An air washer essentially consists of a row of spray nozzles inside a chamber or casing. Atank at the bottom of the chamber provides for collection of water as it falls through the air and comes into intimate contact with the wet surface of the chamber baffles. The water is generally circulated by means of a pump, the warm water being passed over refrigerating coils or blocks of ice to cool it before being passed to the spray chamber. The water lost in evaporation is usually replaced automatically by the use of a float arrangement, which admits water from the main tank as required. In many locations, the water is sufficiently cool to use as it is drawn from the source. In other places, the water is not cool enough and must be cooled by means of ice or with a refrigerating machine.
The principal functions of the air washer are to cool the air passed through the spray chamber and to control humidity. In many cases, the cooling coils are located in the bottom of the spray chamber so that as the warm spray descends, it is cooled and ready to be again sprayed by the pump. In some cases, the water is passed through a double-pipe arrangement and is cooled on the counter-current principle.

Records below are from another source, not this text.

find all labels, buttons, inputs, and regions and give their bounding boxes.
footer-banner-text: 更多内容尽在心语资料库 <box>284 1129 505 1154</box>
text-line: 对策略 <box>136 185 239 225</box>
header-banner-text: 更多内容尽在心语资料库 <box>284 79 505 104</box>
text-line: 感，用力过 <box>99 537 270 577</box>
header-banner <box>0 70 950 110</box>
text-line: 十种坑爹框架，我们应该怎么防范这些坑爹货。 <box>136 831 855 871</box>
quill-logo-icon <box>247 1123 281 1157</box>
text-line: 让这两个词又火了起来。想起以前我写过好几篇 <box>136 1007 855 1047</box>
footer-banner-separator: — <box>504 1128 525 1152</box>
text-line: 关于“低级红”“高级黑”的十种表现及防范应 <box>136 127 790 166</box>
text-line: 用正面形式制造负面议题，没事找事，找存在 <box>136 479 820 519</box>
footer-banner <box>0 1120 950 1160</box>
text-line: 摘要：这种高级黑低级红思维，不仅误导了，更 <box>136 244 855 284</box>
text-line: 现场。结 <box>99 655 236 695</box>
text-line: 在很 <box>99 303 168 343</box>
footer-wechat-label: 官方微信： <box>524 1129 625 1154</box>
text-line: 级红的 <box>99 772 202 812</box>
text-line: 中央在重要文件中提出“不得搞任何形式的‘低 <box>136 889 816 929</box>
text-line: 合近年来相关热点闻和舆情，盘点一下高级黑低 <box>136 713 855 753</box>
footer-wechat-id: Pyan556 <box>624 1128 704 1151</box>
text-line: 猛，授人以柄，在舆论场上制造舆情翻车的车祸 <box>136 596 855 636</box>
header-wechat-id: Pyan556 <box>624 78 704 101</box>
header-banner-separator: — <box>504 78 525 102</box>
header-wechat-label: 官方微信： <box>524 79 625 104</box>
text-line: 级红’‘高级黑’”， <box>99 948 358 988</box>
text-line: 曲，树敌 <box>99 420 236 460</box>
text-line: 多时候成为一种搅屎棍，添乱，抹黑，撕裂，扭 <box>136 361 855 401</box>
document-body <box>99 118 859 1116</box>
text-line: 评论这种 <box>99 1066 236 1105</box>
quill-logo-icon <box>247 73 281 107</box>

Figure 3-14 shows a sketch of an air washer. In this case, the spray pipes are mounted vertically. In some instances, the spray pipes are horizontal so that the sprays are directed downward. As some of the finer water particles tend to be carried along with the air current, a series of curved plates or baffles is generally used, which forces the cooled and humidified air to change the direction of flow, throwing out or eliminating the water particles in the process.